Abstract 1569: OXC-101 kills cancer by disturbing microtubule polymerization and inhibiting MTH1

Abstract

Abstract Many cancers suffer from replication stress, oxidative stress, a dysfunctional redox status, and high levels of endogenous oxidative DNA damage. OXC-101 (karonudib, TH1579) targets these vulnerabilities by stopping the cancer cells in mitosis, generating ROS which increases oxidative stress and oxidative DNA damage, thereby killing the cancer cells. The aim of this study was to further investigate the underlying mechanism of OXC-101 and the cancer specific effects in solid cancers.

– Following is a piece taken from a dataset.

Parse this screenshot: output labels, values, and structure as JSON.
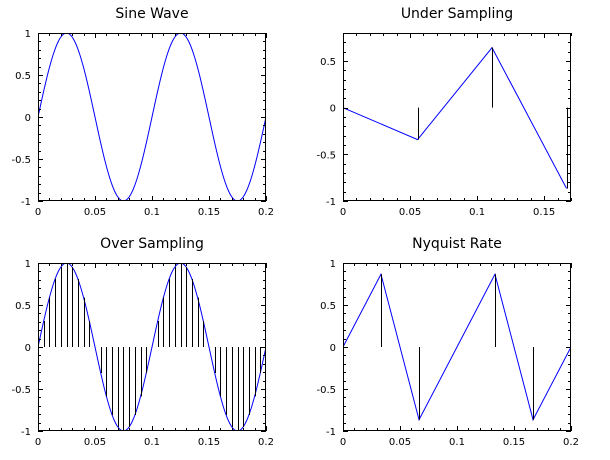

Using e.g. microtubule polymerization assays, co-immunoprecipitation and immunofluorescence microscopy, we show a dual mechanism of action of OXC-101, disturbing microtubule function and inhibiting the nucleotide pool sanitizing enzyme MTH1. Furthermore, we demonstrate the importance of a functional spindle assemble checkpoint (SAC) for the response of OXC-101, since knocking down MAD2,using siRNA, or inhibiting SAC with reversine, results in treatment resistance. We show that the excess of oxidized nucleotides is cytotoxic when inhibiting or knocking out MTH1 in zebrafish embryos, and that pretreatment with ROS scavenger rescues the effect of OXC-101 in cancer cells. These data indicate that the increased incorporation of oxidized nucleotides into DNA is, together with the mitotic arrest, an important part of the mechanism of action and response. OXC-101 has a broad anti-cancer effect. In an ex vivo drug sensitivity study of 157 primary biopsies from solid cancer patients, OXC-101 was efficacious in a large proportion of the patient derived samples, with best responses in endometrial (73%), HNSCC (73%), bladder (70%) and prostate (83%) cancer samples. Biomarker searches for genetic alterations explaining responders/non-responders are presently on-going. In summary, the dual mechanism of action of the mitotic MTH1 inhibitor OXC-101 explains its strong anti-cancer effect. Citation Format: Ulrika Warpman Berglund, Helge Gad, Kumar Sanjiv, Ann-Sofie Jemth, Oliver Mortusewics, Lars Brautigam, Juha Rantala, Thomas Helleday. OXC-101 kills cancer by disturbing microtubule polymerization and inhibiting MTH1 [abstract]. In: Proceedings of the American Association for Cancer Research Annual Meeting 2023; Part 1 (Regular and Invited Abstracts); 2023 Apr 14-19; Orlando, FL. Philadelphia (PA): AACR; Cancer Res 2023;83(7_Suppl):Abstract nr 1569.